Report identifies that, based on the most recent declines in smoking prevalence over the period 2015-18, the 10% daily smoker target by 2025 will be challenging to achieve, with particular challenges in NSW and Victoria

Sydney, Australia, 29 October 2019 — The target of achieving a daily smoking rate of 10% of adults by 2018, outlined in the National Health Agreement of 2008, was not achieved, with the Minister for Health recently announcing an extension to the target to 2025.

Based on the most recent National Health Survey, the rate of decline in the overall smoking rate in Australia has reduced markedly over the most recent three year period (2015-18), declining by only 0.9 percentage points compared to a decline of 2.1 percentage points in the preceding period (2012-15).

The overall smoking rate in Australia is now 15.1%, although it differs significantly by level of socio-economic disadvantage, with the most disadvantaged Australians struggling with much higher smoking rates. The smoking rate in the Aboriginal and Torres Strait Islander also remains significantly above the national average.

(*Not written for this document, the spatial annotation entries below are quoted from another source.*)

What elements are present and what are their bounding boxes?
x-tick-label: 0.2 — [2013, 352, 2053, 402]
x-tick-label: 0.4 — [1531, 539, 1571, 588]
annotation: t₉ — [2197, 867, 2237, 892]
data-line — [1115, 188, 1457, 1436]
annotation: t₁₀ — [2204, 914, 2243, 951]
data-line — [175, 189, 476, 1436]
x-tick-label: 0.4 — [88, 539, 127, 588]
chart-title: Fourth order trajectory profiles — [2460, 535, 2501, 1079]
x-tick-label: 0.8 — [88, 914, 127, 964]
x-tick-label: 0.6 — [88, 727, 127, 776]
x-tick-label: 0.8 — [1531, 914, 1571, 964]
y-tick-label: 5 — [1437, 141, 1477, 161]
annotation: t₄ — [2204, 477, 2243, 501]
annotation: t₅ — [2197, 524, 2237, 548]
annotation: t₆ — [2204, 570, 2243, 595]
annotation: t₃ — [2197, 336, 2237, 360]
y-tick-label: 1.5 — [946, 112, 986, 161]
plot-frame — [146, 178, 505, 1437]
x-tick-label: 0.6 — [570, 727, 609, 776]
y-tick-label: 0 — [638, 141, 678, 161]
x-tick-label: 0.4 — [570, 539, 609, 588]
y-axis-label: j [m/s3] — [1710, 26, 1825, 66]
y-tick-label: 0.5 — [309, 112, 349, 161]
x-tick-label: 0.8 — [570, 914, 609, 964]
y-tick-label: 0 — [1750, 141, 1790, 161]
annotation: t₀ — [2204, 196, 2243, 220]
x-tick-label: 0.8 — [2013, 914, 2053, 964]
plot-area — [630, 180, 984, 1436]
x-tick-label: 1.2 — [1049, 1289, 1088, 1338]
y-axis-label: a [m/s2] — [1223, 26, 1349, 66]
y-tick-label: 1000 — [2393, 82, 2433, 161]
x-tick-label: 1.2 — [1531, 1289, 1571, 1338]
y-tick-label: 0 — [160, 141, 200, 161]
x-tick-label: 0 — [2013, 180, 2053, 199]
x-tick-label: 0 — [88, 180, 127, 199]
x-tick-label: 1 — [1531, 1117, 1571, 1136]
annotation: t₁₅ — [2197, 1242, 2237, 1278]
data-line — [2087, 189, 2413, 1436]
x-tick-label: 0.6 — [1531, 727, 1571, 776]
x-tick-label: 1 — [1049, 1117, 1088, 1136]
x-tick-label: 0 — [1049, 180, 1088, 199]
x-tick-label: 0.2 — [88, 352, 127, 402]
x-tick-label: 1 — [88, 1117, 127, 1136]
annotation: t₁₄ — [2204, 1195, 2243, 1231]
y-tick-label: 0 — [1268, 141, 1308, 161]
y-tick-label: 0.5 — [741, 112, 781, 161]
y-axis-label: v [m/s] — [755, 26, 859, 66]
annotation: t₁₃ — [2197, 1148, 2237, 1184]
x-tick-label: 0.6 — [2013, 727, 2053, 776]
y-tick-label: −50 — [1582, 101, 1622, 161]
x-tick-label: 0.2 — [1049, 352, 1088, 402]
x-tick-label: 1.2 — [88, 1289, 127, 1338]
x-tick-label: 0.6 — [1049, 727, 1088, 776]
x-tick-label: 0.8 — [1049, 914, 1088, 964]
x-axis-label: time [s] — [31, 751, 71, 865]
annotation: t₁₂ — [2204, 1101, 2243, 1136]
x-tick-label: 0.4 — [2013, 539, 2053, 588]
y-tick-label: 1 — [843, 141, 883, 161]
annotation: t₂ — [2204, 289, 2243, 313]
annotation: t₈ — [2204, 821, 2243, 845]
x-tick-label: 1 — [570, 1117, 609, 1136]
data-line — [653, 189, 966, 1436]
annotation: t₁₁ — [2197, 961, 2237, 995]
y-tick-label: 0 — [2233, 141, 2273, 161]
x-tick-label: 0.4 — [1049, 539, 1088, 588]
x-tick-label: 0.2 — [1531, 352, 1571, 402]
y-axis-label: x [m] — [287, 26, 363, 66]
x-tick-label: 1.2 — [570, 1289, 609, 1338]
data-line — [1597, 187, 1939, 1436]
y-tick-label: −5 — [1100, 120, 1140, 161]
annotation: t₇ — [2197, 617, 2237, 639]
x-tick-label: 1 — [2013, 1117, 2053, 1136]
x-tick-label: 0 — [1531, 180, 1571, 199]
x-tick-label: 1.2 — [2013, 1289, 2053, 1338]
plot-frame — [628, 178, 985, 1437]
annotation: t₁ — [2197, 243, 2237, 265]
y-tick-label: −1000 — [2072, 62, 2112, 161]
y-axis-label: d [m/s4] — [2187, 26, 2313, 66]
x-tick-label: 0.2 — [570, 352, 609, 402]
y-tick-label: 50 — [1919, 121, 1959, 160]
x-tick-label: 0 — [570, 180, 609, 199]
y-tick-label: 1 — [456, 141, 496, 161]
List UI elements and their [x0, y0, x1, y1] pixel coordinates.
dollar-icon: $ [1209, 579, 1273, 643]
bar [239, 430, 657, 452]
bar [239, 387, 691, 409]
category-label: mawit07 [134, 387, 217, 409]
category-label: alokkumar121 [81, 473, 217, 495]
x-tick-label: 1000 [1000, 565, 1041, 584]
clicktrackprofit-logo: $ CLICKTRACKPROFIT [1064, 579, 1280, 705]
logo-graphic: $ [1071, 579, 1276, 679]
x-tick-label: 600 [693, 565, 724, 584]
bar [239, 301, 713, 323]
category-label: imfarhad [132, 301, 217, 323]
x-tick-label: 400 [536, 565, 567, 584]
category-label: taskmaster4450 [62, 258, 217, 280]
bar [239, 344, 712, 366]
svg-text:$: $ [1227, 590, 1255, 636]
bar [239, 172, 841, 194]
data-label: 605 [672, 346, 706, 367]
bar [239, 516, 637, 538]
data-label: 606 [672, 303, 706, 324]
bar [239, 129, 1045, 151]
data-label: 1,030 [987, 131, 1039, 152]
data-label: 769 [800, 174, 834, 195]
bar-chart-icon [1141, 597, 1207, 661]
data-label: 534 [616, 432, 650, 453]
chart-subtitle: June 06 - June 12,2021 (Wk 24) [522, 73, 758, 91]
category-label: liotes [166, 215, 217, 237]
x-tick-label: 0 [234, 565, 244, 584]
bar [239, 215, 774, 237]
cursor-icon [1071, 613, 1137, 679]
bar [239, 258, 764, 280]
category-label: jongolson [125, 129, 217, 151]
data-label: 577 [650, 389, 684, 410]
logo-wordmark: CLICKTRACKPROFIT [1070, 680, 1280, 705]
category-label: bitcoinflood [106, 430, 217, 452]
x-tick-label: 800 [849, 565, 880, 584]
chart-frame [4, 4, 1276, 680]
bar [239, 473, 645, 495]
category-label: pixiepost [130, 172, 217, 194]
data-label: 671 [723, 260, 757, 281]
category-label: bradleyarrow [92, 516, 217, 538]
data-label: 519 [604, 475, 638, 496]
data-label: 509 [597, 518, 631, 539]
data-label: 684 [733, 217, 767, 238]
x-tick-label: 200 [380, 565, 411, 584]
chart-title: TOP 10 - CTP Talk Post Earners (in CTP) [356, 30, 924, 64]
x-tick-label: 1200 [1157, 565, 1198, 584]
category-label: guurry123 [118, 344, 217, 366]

Overall, the rate of decline in Australia over the 2015-18 period has been well behind the decline in the UK, US and NZ. Based on current trends in smoking prevalence decline, achieving the recently announced target of 10% daily smokers by 2025 will be very challenging.

The Northern Territory and Tasmania continue to have smoking rates well above the national average. However, worrying trends are indicated in the two most populous states, NSW and Victoria. In NSW, the smoking rate has declined only marginally between 2012 and 2018, and it is the only jurisdiction where the number of smokers has actually increased over this period. Whilst Victoria performed relatively well from 2012 to 2015, over the most recent period (2015-18) the smoking rate declined only marginally, and the number of smokers actually increased by over 40,000.

Achieving the targeted reductions in the national smoking rate by 2025 is therefore likely to require a range of measures including improving performance in NSW and Victoria, the most populous states, and further measures to address the relatively high smoking rates amongst both the most socio-economically disadvantaged Australians, and the Aboriginal and Torres Strait Islander communities.